Malaysian palm oil futures fell for a second straight session on Wednesday, weighed down by weaker rival edible oils, while market players await palm oil exports data for August 1-20.
The benchmark palm oil contract FCPO1! for November delivery on the Bursa Malaysia Derivatives Exchange lost 25 ringgit, or 0.55%, to 4,496 ringgit ($1,064.14) a metric ton by the midday break.
“Sharp drop in the competing vegetable oils overnight and continuous weakness at current trading hours weighed on and pressured CPO futures prices,” a Kuala Lumpur-based trader said.
Market players were seen trading cautiously while waiting for cargo surveyors to release palm oil exports data for the August 1-20 period, the trader added, while weakness in Malaysian ringgit, the contract currency, provided “mild support”.
Dalian’s most-active soyoil contract (DBYcv1) lost 2.22%, while its palm oil contract CPO1! fell 1.72%. Soyoil on the Chicago Board of Trade (CBOT) (BOc2) was down 0.54%.
Palm oil tracks the price movements of rival edible oils as it competes for a share of the global vegetable oils market.
The ringgit USDMYR, palm’s currency of trade, weakened 0.02% against the dollar, making the commodity cheaper for buyers holding foreign currencies.

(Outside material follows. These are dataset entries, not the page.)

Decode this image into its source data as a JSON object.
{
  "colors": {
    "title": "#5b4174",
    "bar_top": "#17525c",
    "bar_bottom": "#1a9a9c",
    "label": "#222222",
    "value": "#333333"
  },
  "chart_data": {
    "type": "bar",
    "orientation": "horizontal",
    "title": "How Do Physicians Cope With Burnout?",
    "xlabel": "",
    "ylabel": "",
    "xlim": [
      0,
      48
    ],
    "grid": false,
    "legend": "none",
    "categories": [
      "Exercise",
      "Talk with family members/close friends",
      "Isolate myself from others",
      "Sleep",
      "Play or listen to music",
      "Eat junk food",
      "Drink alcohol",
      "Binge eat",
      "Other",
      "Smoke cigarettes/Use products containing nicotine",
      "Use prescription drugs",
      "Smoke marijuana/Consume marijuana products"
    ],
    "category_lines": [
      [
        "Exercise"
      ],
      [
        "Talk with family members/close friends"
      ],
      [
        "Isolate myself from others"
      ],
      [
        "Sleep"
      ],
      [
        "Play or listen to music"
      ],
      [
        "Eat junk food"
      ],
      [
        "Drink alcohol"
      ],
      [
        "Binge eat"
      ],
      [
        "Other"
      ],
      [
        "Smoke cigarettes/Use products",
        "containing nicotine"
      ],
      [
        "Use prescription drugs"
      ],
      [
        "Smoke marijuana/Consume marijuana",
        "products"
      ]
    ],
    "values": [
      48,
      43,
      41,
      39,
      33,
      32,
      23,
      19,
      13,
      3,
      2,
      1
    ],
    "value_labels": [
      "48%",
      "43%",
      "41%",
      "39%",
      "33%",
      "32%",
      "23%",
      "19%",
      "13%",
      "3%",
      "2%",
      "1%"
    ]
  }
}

Palm oil prices are expected to hold above 4,300 ringgit per ton in the near term on a supply slowdown and a cut in soybean availability amid demand for biodiesel, the Malaysian Palm Oil Council (MPOC) said.

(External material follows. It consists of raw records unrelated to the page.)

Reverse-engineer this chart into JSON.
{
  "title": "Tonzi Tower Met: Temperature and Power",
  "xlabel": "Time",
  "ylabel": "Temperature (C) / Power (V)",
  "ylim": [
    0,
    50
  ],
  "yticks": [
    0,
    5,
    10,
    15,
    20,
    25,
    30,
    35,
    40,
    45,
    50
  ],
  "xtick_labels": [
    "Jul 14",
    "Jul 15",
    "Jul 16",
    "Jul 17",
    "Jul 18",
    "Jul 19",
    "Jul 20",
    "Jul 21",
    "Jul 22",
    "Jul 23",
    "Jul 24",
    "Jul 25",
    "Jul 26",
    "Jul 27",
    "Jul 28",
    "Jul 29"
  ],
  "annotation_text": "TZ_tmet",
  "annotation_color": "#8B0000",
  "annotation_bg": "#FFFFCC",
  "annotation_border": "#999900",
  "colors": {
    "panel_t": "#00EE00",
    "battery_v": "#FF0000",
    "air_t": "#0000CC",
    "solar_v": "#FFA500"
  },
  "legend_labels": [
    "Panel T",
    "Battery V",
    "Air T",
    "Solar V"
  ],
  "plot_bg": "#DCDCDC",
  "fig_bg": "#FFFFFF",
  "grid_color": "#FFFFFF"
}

Prices of coconut oil are surging in Asia, as supply shortages and booming demand for the nutrient-rich water enclosed within turn the kitchen staple into a premium product, which could drive consumers to shift to alternatives such as palm kernel oil, palm oil, soy and sunflower oil.
Palm oil FCPOc3 may fall further toward 4,388 ringgit per metric ton, near the bottom of a wave (4), said Reuters technical analyst Wang Tao.